Il “CRADLE-TO-THE-GRAVE WELFARE SYSTEM” o della PARALISI DELL’IDEALE

E’ ancora indomabile il desiderio di costruire?

Le critiche ed i rilievi mossi dal Vicegovernatore del Molise, Michele Petraroia, al Ministro Poletti ed al Viceministro Morando, in un recente comunicato stampa sono assolutamente condivisibili (clicca qui).
Dopo aver sottolineato che «…un assetto istituzionale più moderno aiuta il Sistema Paese ad essere più snello e competitivo recuperando inefficienze, sprechi e spese inutili, …» in quanto «organizzare meglio l’assetto amministrativo statale, regionale e locale, permette di recuperare margini di efficienza ponendo al centro della strategia politica il lavoro, l’impresa ed uno sviluppo equilibrato, armonico e sostenibile» ha rimproverato ai due componenti dell’attuale governo che «non serve ricorrere alla propaganda per alimentare aspettative illusorie nei cittadini circa le ricadute occupazionali che ci si attende da alcuni provvedimenti approntati in materia di lavoro».
La soluzione che propone, invece, lo è meno.
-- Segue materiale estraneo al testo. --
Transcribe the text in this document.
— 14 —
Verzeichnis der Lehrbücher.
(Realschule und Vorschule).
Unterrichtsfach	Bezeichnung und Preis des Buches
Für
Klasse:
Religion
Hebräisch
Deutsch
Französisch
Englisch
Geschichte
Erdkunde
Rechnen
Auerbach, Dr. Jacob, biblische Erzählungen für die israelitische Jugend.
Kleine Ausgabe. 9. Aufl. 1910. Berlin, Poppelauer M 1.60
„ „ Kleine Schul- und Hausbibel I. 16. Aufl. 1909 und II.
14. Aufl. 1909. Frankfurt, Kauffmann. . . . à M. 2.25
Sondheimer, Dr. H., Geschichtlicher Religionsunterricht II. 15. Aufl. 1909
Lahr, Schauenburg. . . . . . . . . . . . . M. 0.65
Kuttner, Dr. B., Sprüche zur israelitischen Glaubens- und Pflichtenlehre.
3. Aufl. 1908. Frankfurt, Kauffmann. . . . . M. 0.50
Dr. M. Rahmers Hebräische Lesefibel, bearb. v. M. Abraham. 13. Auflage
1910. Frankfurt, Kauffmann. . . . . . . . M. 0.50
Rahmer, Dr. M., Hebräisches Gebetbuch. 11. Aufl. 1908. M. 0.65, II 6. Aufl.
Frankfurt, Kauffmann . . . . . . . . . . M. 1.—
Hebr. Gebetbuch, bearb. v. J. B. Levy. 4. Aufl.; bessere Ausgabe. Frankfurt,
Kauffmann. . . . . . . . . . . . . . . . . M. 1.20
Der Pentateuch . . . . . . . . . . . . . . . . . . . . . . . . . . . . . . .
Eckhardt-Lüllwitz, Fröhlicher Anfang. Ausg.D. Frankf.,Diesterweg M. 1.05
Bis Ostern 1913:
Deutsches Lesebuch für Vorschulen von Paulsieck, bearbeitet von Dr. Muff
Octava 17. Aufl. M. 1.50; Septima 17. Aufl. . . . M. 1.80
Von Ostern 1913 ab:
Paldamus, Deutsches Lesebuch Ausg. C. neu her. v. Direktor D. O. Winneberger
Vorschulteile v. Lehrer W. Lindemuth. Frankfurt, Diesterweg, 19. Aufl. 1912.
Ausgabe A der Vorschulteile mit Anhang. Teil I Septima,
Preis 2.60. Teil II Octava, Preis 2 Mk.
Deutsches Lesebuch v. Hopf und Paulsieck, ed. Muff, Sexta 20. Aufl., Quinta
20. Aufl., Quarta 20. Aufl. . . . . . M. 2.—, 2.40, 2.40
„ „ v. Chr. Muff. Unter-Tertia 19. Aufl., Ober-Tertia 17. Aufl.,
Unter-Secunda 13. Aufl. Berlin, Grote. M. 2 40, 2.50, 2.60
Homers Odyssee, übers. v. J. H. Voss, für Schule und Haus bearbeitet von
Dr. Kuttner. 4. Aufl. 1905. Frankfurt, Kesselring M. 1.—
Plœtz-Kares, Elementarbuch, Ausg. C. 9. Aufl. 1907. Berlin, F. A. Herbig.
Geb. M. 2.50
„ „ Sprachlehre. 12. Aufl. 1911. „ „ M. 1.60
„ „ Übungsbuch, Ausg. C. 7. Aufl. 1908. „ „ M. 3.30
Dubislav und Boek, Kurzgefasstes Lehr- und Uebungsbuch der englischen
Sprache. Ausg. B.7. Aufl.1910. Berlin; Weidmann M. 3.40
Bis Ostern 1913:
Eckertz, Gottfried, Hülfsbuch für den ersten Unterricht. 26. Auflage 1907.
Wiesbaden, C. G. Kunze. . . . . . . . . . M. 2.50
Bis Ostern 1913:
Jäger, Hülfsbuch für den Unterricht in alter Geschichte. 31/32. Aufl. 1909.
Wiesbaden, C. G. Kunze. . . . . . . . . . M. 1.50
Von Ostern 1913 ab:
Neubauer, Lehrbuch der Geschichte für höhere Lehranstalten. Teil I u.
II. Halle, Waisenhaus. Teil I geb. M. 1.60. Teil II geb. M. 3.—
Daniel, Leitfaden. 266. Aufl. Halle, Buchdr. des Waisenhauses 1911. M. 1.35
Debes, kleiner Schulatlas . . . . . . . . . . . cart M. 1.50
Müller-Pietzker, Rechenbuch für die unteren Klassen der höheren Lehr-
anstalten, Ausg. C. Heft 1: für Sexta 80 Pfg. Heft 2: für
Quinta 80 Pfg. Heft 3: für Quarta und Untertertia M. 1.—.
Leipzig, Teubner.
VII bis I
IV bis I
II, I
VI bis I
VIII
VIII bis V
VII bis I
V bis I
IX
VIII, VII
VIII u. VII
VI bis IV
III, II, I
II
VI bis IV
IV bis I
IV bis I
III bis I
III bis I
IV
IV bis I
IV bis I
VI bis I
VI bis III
Infatti ricorda che «nel 1977, quando il tasso di disoccupazione era come oggi al 13%, lo Stato si inventò la “285”, una legge che permise di assumere decine di migliaia di giovani negli Enti pubblici, nel mentre in questi giorni il Commissario per i tagli alla spesa, Cottarelli, parla di 85 mila esuberi nella Pubblica Amministrazione» e conclude affermando: «O lo Stato tira fuori i soldi, o col fumo non si crea lavoro!».
In effetti, le risorse (“i soldi”) che vengono messi a disposizione per finanziare i provvedimenti cui fa riferimento il Vicepresidente della Giunta Regionale sono alquanto inadeguate.
Ma non si tratta solo dell’insufficienza delle risorse finanziarie, si tratta di una questione più sostanziale.
Se avessimo avuto le risorse sufficienti, avremmo già da tempo costruito il “cradle-to-the-grave welfare system”, il sistema che protegge i cittadini di uno stato “dalla culla alla tomba”, cioè durante l’intero arco di vita, attraverso un “welfare state” in grado di garantire livelli di qualità della vita e di protezione sociale molto elevati come nei Paesi scandinavi.
Ma siamo sicuri che politiche economiche di tale tipo rappresentino l’unica soluzione?
Non si rischia di girare intorno al problema e alle difficoltà?
Non sarebbe ora di offrire concretamente la possibilità al singolo cittadino e alle “formazioni sociali ove si svolge la sua personalità” (Art. 2 della Costituzione Italiana) di dare risposte ai bisogni delle persone realizzando servizi di pubblica utilità attraverso detassazioni, agevolazioni fiscali, buoni, libere donazioni, etc.?
Solo così, probabilmente, si potrà far rinascere il desiderio di costruire a partire da quegli ideali che hanno fatto sorgere in Italia scuole, ospedali, opere di assistenza, etc. etc..
In un Paese dove si promuovono referendum contro le scuole paritarie, si sospendono servizi (come gli asili) perché non ci sono soldi e se ne finanziano altri inutili (come il sistema regionale di orientamento) occorre un cambiamento radicale del rapporto Stato-Società.
Questo cambiamento può accadere solo dalla rinascita del “desiderio dell’io”, non più bloccato da uno statalismo, centralista o regionalista, che pretende di pensare al cittadino dalla culla alla tomba, dal “cradle-to-the-grave”, appunto.